2ª – No caso dos autos, veio a Segurança Social peticionar por via do pedido de indemnização civil enxertado no processo penal o pagamento de uma dívida, na pendência de processo executivo para cobrança da mesma dívida, previamente instaurado e que se encontra a correr termos, pelo que existe litispendência, devendo a mesma ser declarada e em consequência nos termos do disposto no artigo 576º n.º 2 ex vi a al. i) do art.º 577º do Código de Processo Civil, seja o demandado absolvido da instância.
3ª – Seja declarada a nulidade insanável de falta de promoção do processo por parte do Ministério Público nos termos do art.º 119º al. b do Código de Processo Penal.

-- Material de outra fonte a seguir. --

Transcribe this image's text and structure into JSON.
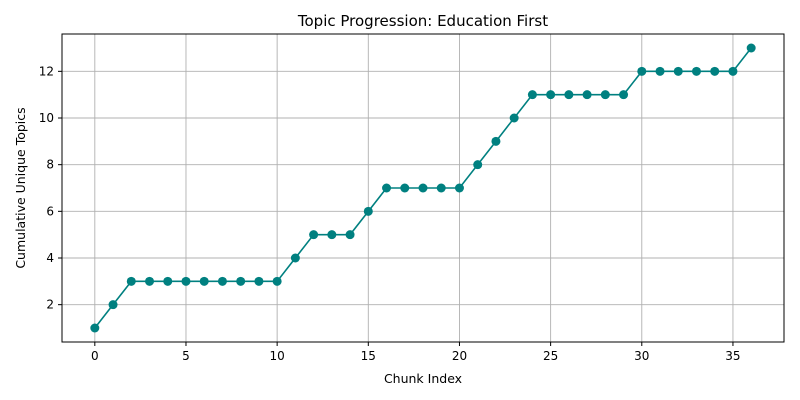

4ª – Seja declarado inconstitucional o art.º 40º do RGIT, quando interpretado no sentido de que o inquérito pode ter início sem conhecimento do Ministério Público, sendo este levado a seu conhecimento posteriormente ao seu início.
5ª – A decisão recorrida violou ou fez errada interpretação e/ou aplicação inter alia, dos art.º s 576º n.º 2 ex vi a al. i) do art.º 577º do Código de Processo Civil, 40º do RGIT, art.º 119º al b do Código de Processo penal, não podendo pois manter-se.”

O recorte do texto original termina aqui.